The chest x-ray will usually reveal a normal-sized heart with a distinctive shape, which is caused by right ventricular hypertrophy. The ECG also shows signs of right ventricular hypertrophy, as well as distinctive conduction abnormalities. The overall anatomy of the heart and the defect itself may be seen on the echocardiogram. Angiograms of the two ventricles and aorta will show important details of blood flow.

In addition to these non-invasive tests, a cardiac catheterization procedure is often performed to accurately determine the anatomy of the pulmonary artery and coronary arteries so that a repair strategy can be devised. If a shunt was inserted during childhood, the pulmonary artery anatomy may have become distorted, which could affect the operation procedure.

Before the development of open-heart surgical techniques, this defect was treated by the insertion of shunts (connecting tubes between heart chambers and/or blood vessels) that increased pulmonary blood flow. Some of these procedures (e.g. the Potts and Waterston shunts) were abandoned because they resulted in excessive pulmonary blood flow that caused various complications. Adults who received these treatments in childhood may have distorted pulmonary arteries or have developed pulmonary vascular obstructive disease (PVOD).
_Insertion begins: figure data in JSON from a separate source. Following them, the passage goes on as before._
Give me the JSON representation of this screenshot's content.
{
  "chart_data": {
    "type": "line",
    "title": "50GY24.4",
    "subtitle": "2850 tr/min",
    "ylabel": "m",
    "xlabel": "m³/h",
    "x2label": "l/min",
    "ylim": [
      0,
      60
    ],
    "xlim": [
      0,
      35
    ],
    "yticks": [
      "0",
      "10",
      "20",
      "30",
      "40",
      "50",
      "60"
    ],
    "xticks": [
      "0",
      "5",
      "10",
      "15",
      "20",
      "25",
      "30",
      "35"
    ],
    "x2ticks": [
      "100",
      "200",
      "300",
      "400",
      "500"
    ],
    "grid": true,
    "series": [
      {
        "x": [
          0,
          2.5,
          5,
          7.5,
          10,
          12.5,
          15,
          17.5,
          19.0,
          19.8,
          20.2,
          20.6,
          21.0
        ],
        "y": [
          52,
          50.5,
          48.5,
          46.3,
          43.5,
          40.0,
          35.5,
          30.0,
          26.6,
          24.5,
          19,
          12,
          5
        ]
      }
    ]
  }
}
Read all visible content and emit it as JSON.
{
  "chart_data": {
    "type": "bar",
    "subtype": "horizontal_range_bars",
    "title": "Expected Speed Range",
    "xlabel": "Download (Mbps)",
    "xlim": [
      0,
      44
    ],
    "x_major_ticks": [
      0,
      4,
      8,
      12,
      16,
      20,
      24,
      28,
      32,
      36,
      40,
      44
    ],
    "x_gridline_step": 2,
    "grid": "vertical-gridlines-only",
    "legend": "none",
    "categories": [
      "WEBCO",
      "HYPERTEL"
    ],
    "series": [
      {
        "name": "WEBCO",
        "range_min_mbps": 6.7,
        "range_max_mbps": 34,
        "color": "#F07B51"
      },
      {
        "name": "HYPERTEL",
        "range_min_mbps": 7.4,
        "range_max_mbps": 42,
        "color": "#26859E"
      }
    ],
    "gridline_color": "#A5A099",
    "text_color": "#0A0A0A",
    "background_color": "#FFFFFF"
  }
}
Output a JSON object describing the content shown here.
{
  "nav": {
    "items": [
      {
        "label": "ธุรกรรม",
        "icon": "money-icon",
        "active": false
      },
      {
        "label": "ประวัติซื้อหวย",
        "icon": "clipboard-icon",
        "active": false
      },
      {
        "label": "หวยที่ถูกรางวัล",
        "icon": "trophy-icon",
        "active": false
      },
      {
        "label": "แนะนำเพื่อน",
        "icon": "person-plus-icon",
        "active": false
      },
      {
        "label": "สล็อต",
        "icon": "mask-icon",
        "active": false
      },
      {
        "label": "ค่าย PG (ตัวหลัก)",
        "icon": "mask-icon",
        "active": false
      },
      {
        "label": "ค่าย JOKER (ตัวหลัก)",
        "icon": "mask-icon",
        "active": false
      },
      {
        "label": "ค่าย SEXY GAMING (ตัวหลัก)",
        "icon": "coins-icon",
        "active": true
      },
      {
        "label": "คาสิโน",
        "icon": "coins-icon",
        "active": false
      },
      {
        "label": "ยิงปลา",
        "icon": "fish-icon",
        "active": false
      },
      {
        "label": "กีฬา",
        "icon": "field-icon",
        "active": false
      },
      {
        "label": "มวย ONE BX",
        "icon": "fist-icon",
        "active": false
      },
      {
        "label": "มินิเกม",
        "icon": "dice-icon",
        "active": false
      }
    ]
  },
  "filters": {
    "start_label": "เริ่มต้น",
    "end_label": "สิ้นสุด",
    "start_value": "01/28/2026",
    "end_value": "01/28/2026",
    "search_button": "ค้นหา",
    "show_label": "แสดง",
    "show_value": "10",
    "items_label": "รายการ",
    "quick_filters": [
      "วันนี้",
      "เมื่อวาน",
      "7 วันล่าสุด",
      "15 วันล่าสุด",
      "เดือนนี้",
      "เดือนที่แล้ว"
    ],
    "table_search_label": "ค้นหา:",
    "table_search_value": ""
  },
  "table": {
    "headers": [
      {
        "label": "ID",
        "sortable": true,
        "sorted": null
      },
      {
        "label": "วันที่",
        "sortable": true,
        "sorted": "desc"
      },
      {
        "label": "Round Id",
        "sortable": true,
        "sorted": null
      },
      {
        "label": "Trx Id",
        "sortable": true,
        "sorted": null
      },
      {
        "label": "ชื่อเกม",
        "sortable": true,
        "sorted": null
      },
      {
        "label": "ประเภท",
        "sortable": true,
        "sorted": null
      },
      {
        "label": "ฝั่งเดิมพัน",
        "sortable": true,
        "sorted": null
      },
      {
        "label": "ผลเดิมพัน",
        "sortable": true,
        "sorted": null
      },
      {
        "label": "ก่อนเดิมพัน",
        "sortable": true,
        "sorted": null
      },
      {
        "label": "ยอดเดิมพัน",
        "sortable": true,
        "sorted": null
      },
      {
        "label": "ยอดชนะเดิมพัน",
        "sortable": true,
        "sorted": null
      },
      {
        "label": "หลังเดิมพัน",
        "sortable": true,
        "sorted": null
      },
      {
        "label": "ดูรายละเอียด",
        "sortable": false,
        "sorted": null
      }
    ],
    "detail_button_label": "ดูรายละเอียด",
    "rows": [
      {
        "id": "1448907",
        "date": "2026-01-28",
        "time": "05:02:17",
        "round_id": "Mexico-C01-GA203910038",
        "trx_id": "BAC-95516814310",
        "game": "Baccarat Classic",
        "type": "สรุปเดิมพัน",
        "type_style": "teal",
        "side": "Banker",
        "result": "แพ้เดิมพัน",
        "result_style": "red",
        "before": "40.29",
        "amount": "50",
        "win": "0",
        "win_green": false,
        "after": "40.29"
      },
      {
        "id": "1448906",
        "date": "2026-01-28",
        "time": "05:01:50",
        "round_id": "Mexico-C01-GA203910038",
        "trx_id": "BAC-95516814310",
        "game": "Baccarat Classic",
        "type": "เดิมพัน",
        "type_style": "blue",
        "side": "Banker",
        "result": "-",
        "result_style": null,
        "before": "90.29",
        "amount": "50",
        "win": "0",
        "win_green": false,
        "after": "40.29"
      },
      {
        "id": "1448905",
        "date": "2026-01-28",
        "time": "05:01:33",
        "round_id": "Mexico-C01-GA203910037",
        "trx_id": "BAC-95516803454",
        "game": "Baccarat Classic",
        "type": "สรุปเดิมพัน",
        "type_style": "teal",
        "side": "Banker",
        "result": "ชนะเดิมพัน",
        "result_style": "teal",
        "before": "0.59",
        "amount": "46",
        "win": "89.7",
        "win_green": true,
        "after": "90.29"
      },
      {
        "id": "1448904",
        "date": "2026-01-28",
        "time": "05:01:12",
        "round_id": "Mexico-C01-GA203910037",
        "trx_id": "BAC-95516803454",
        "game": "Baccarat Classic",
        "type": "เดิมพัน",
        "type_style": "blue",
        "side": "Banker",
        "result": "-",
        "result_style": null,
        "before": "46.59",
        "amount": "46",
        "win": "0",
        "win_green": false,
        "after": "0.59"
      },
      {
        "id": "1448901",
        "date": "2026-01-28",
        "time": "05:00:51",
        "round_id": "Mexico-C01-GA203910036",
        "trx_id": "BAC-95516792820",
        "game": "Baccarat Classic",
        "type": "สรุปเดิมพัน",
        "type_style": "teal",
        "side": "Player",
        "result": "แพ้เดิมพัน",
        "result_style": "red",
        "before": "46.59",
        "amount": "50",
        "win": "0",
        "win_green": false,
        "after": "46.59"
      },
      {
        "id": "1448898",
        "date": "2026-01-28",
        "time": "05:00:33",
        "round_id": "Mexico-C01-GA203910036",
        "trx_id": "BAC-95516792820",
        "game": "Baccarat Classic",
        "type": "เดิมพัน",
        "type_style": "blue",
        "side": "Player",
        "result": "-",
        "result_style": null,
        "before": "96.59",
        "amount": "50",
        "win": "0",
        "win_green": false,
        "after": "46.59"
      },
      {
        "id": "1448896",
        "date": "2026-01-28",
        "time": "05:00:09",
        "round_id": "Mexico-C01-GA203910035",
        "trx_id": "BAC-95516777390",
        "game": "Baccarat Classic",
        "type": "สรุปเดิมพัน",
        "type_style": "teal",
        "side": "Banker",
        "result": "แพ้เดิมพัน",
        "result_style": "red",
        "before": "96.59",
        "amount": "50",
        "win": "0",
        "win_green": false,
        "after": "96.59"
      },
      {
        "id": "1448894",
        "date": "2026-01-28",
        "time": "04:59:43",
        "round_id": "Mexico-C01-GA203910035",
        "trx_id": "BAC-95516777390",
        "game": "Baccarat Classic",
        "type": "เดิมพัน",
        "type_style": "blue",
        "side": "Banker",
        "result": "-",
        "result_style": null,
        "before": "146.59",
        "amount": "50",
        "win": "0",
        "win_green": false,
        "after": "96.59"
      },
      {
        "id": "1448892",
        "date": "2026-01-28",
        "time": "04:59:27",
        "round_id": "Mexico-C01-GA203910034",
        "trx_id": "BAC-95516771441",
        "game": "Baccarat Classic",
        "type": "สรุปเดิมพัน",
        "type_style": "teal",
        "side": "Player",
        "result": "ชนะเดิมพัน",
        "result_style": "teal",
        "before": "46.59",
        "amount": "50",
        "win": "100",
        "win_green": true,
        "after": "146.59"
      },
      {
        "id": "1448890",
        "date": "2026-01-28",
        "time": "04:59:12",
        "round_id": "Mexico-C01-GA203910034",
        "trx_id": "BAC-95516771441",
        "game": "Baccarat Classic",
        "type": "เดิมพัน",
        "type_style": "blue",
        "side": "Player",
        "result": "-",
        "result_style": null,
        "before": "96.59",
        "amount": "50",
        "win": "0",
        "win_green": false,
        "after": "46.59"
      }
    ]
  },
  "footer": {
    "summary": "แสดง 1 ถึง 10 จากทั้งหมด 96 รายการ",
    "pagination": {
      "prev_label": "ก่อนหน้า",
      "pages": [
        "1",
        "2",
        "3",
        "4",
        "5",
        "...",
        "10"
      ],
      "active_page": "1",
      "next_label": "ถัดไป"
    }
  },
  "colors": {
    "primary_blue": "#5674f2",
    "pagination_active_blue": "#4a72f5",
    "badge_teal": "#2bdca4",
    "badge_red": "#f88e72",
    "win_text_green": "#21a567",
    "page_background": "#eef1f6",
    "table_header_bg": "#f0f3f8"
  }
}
Other patients received the original Blalock-Taussig shunt. As it was composed of the patient's own tissue, this shunt would often enlarge over time and also result in PVOD. Nevertheless, the benefits of the surgical repair of Tetralogy of Fallot make it far superior to all of the shunt procedures, which tend to cause pulmonary hypertension, overload of the left ventricle, and other side effects. Therefore, a repair operation is often performed later in life, resulting in increased tolerance for exercise, the elimination of cyanosis, and other benefits.
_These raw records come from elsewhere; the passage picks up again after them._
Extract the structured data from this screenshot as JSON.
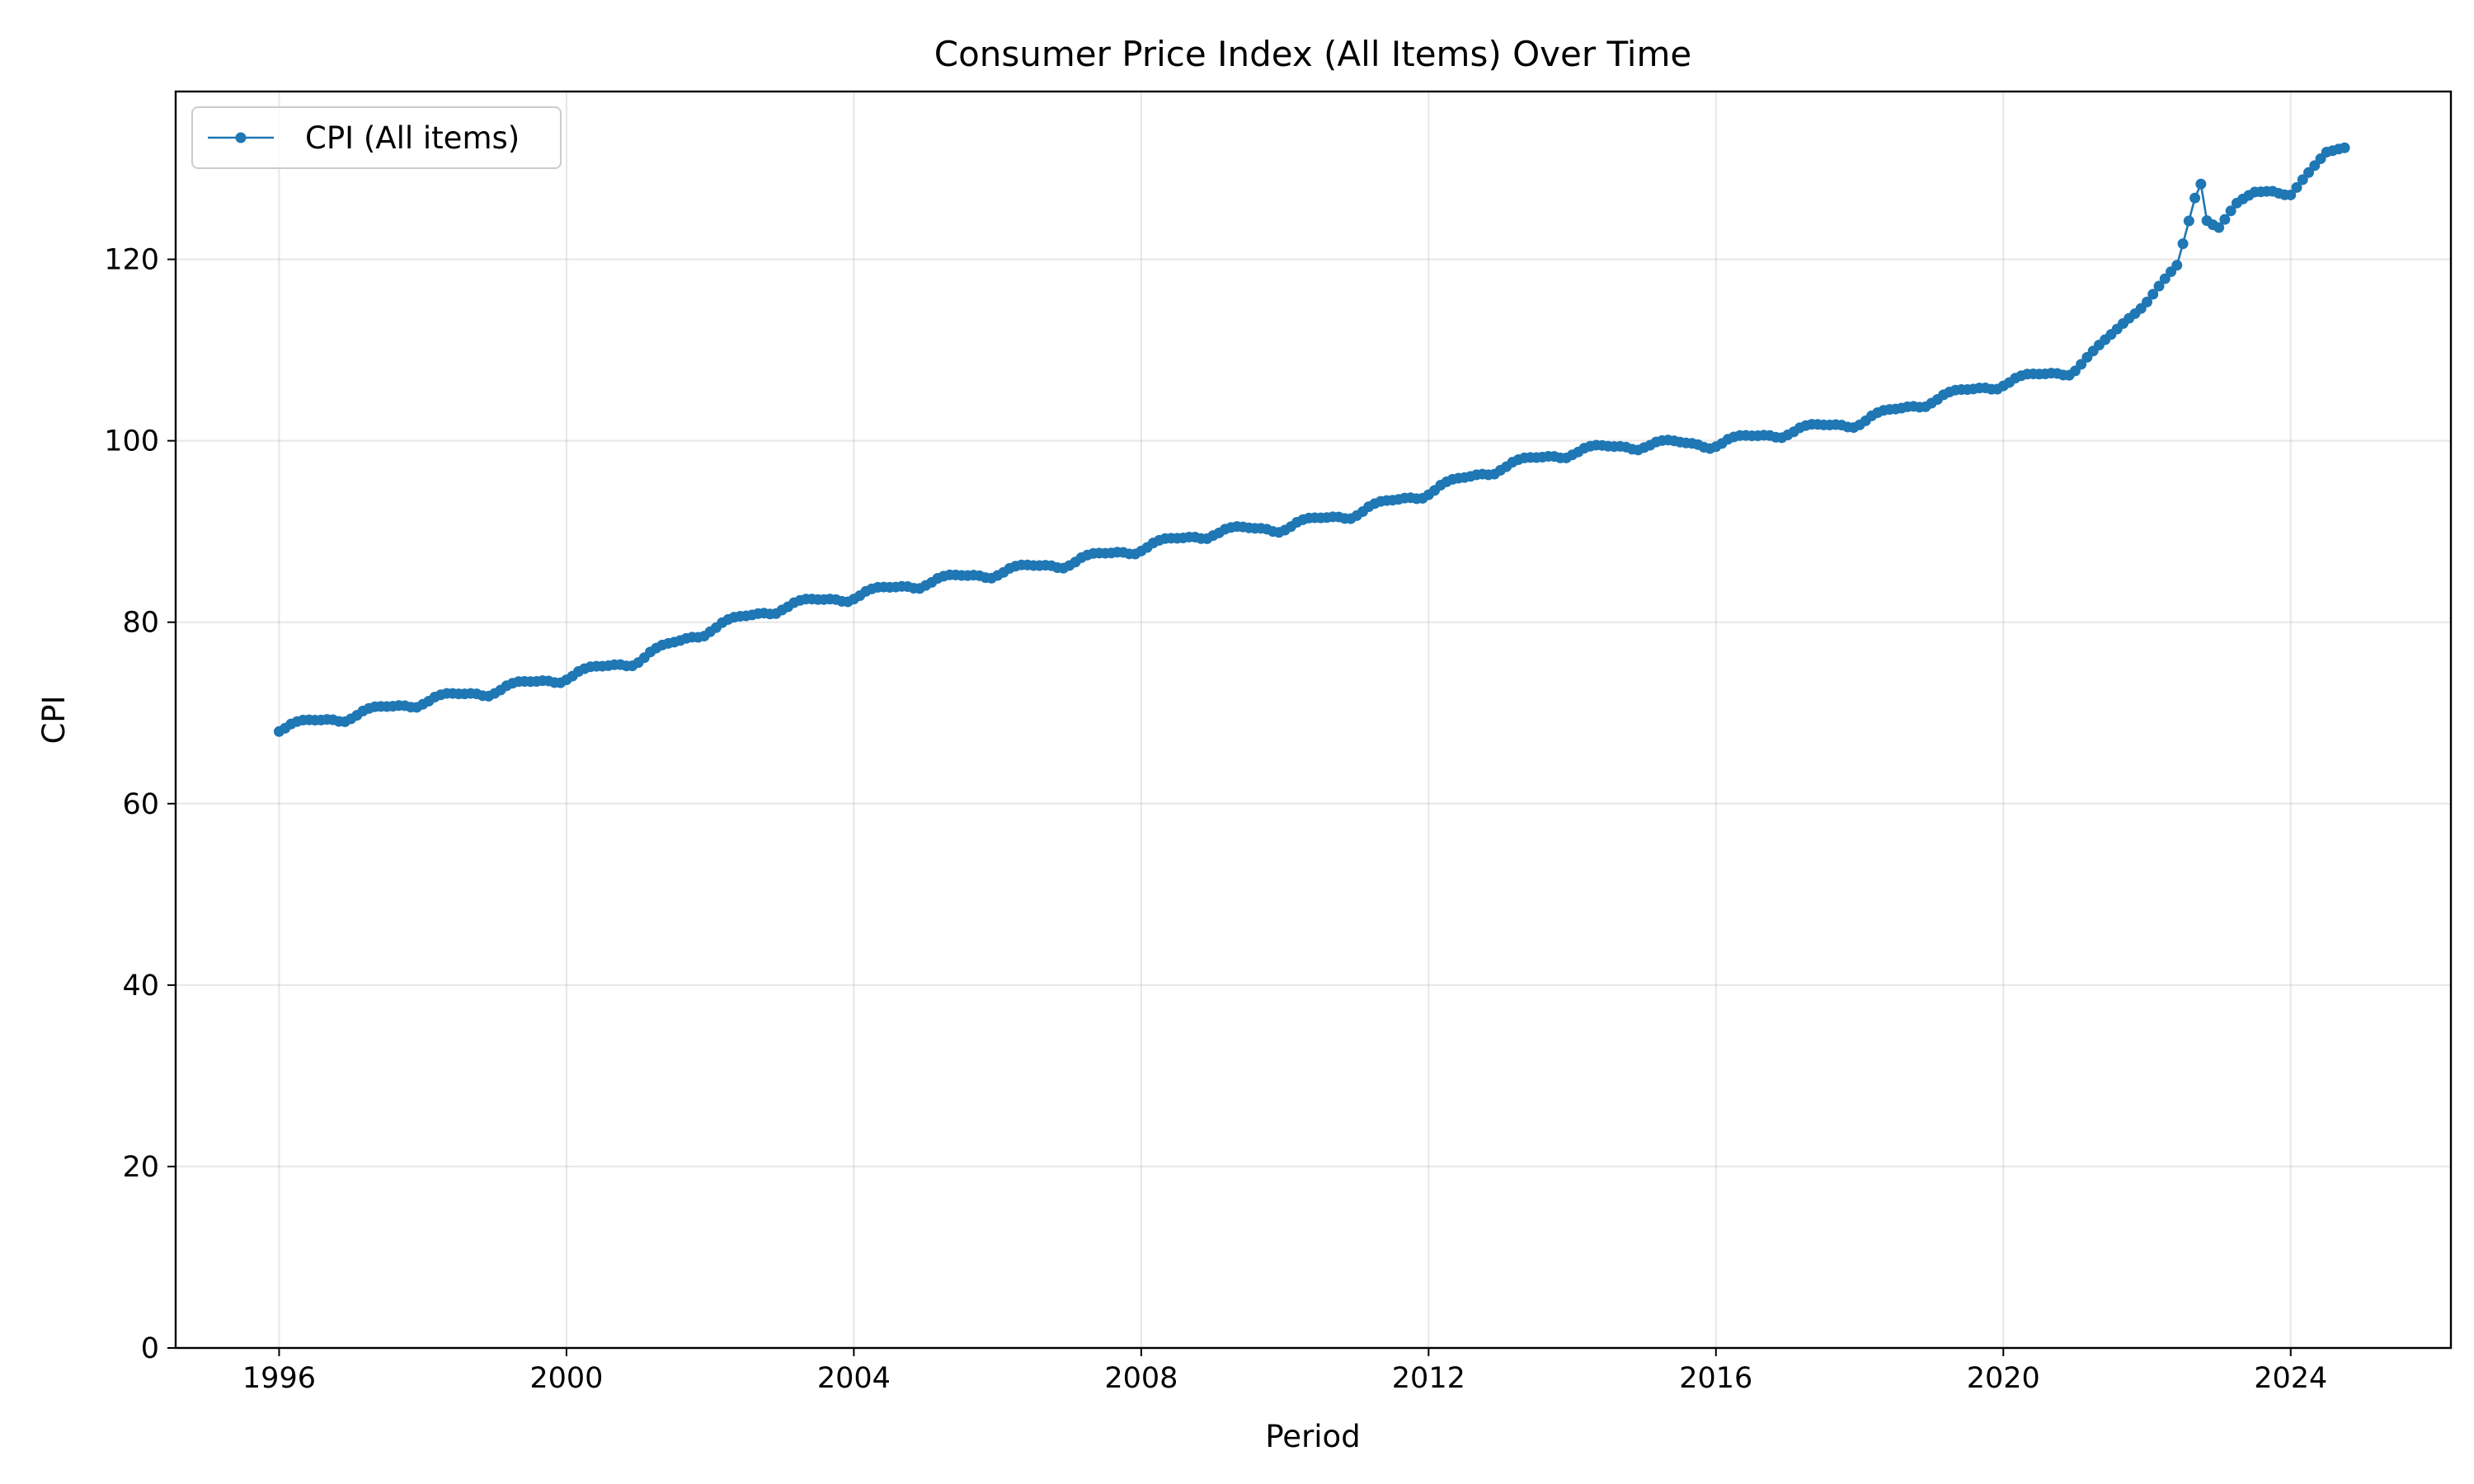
{
  "chart_data": {
    "type": "line",
    "title": "Consumer Price Index (All Items) Over Time",
    "xlabel": "Period",
    "ylabel": "CPI",
    "xlim": [
      1994.56,
      2026.23
    ],
    "ylim": [
      0,
      138.5
    ],
    "x_ticks": [
      1996,
      2000,
      2004,
      2008,
      2012,
      2016,
      2020,
      2024
    ],
    "x_tick_labels": [
      "1996",
      "2000",
      "2004",
      "2008",
      "2012",
      "2016",
      "2020",
      "2024"
    ],
    "y_ticks": [
      0,
      20,
      40,
      60,
      80,
      100,
      120
    ],
    "y_tick_labels": [
      "0",
      "20",
      "40",
      "60",
      "80",
      "100",
      "120"
    ],
    "grid": true,
    "legend_position": "top-left",
    "series": [
      {
        "name": "CPI (All items)",
        "color": "#1f77b4",
        "marker": "circle",
        "frequency": "monthly",
        "start": 1996.0,
        "annual_points": [
          [
            1996.0,
            68.2
          ],
          [
            1997.0,
            69.6
          ],
          [
            1998.0,
            71.2
          ],
          [
            1999.0,
            72.4
          ],
          [
            2000.0,
            73.9
          ],
          [
            2001.0,
            75.8
          ],
          [
            2002.0,
            79.2
          ],
          [
            2003.0,
            81.6
          ],
          [
            2004.0,
            82.8
          ],
          [
            2005.0,
            84.3
          ],
          [
            2006.0,
            85.4
          ],
          [
            2007.0,
            86.5
          ],
          [
            2008.0,
            88.1
          ],
          [
            2009.0,
            89.8
          ],
          [
            2010.0,
            90.4
          ],
          [
            2011.0,
            92.0
          ],
          [
            2012.0,
            94.3
          ],
          [
            2013.0,
            97.0
          ],
          [
            2014.0,
            98.7
          ],
          [
            2015.0,
            99.5
          ],
          [
            2016.0,
            99.6
          ],
          [
            2017.0,
            100.9
          ],
          [
            2018.0,
            102.0
          ],
          [
            2019.0,
            104.4
          ],
          [
            2020.0,
            106.3
          ],
          [
            2021.0,
            107.8
          ],
          [
            2022.0,
            115.4
          ],
          [
            2022.42,
            119.2
          ],
          [
            2022.5,
            121.6
          ],
          [
            2022.67,
            126.8
          ],
          [
            2022.75,
            128.3
          ],
          [
            2022.83,
            124.4
          ],
          [
            2023.0,
            123.6
          ],
          [
            2023.25,
            126.0
          ],
          [
            2023.5,
            127.3
          ],
          [
            2023.75,
            127.5
          ],
          [
            2024.0,
            127.2
          ],
          [
            2024.3,
            129.8
          ],
          [
            2024.5,
            131.7
          ],
          [
            2024.75,
            132.3
          ]
        ]
      }
    ]
  }
}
Though the prospects for long life are excellent after primary repair, there is a small risk of sudden death. This occurs in between 2 and 6 percent of cases (with resuscitation often possible), and usually seems to be caused by ventricular arrhythmias. The risk of sudden death is linked to normalcy of the right ventricular pressure, size and function. All patients with Tetralogy of Fallot, whether treated or untreated, will be prescribed antibiotics to guard against endocarditis (infection of the heart's internal lining).

Patients after primary surgical repair of Tetralogy in childhood will often require further surgical repairs, especially replacement of the pulmonary valve to minimize right ventricular volume overload as a result of the complete pulmonary insufficiency that is a consequence of the Tetralogy repair.